A recent report showed that FTX‘s sister company, Alameda Research, might soon face solvency issues.
This has led the world’s leading crypto exchange, Binance, to liquidate all of its FTT holdings which the FTX exchange has issued. As per the report, Alameda Research has a debt of nearly 54% as of June 30, most of which is FTT, indicating the firm’s insolvency might pose an issue later on.
Alameda Research’s and FTX’s CEO, Sam-Bankman Fried, came forward to assure everyone that Alameda Research still has more than $10b of assets that are still safe, and the situation is relatively under control.

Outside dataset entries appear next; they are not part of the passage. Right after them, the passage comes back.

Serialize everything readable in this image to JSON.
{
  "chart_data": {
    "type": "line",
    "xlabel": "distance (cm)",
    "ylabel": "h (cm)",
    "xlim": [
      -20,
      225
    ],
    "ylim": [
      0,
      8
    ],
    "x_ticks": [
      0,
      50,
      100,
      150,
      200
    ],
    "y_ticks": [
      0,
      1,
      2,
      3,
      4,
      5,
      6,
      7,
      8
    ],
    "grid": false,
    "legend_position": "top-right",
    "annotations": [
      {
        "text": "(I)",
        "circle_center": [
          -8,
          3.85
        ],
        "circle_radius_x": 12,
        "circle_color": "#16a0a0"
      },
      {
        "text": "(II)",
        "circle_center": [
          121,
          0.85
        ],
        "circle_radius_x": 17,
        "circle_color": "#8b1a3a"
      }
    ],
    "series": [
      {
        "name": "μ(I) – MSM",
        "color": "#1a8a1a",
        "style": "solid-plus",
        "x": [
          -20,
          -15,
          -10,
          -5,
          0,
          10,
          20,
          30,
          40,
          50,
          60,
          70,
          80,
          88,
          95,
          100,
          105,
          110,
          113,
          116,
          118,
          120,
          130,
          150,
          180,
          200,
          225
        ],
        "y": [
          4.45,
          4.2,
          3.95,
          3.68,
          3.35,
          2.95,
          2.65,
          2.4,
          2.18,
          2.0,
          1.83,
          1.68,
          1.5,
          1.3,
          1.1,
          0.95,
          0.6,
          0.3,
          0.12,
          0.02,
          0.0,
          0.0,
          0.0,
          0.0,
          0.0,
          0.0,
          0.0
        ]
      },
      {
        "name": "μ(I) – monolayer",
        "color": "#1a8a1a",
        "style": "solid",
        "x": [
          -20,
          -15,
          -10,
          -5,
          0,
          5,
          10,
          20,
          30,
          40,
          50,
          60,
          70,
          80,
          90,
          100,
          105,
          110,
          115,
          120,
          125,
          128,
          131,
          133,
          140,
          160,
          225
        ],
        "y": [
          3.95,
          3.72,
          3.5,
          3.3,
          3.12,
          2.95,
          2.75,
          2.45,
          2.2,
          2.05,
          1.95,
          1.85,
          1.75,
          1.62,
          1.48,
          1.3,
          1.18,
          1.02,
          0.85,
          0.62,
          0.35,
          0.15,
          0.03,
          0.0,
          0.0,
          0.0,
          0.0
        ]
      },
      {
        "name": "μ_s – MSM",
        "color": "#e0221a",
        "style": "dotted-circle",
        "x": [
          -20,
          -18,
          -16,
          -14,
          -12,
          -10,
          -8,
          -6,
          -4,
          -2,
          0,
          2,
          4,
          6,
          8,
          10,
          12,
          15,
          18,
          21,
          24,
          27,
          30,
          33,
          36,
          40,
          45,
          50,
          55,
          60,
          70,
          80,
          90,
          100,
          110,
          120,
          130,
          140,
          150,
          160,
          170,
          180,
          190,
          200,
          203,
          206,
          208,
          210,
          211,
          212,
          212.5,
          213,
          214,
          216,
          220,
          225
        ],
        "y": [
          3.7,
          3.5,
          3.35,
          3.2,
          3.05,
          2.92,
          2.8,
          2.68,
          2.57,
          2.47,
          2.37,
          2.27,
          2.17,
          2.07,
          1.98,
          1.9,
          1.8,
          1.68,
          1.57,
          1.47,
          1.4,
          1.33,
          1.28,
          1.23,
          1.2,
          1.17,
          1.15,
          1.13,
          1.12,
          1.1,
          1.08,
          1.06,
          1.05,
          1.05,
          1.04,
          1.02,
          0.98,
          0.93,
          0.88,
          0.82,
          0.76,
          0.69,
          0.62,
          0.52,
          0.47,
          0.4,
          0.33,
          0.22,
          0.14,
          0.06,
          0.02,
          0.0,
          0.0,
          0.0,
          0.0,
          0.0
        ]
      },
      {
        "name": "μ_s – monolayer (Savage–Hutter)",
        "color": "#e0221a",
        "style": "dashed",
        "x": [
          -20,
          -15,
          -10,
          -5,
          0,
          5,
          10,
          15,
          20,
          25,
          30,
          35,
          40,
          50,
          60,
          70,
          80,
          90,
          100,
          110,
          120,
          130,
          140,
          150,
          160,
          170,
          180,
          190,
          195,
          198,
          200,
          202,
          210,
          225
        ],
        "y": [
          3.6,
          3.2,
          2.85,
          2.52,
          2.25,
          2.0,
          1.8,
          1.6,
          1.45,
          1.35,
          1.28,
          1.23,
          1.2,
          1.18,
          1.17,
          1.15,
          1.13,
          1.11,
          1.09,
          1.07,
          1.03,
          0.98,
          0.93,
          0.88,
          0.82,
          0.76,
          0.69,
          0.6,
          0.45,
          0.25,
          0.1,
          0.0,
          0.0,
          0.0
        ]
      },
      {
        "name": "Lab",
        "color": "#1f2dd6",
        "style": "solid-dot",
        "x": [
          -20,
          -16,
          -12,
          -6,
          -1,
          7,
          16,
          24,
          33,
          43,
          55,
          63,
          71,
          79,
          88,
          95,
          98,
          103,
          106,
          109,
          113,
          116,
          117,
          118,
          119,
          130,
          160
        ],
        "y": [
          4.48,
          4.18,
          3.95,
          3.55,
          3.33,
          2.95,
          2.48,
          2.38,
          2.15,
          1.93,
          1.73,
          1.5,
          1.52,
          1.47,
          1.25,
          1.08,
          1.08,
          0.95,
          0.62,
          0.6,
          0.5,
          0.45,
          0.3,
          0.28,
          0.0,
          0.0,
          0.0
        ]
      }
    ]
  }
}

However, on November 7, Binance’s CEO “CZ” claimed that they are liquidating all of their FTT holdings. Their stance is that this move was made in the interest of risk management, as they have learnt their lesson from the Terra crash earlier this year.
Alameda Research CEO Caroline Ellison responded to this by saying:
“If you are doing this to minimize the effect on the crypto market, then the firm is ready to buy all the tokens at $22.”
FTX Liquidation To Be Gradual, Will Not Affect Markets
All this began a few days ago when Binance CEO Changpeng Zhao claimed to have received $2.1 billion in BUSD and FTT tokens, as it was one of the earliest investors. The firm now plans to sell $600 million worth of assets on the open market over the next two months.
On the other hand, huge stablecoins have moved from wallets to Huobi, Okx, Kucoin and other significant exchanges after Binance announced that it would liquidate its FTT holdings.
However, as of now, the FTX exchange has faced no issue with liquidation or existing debt, indicating that Binance’s move to sell FTT should not affect regular investors.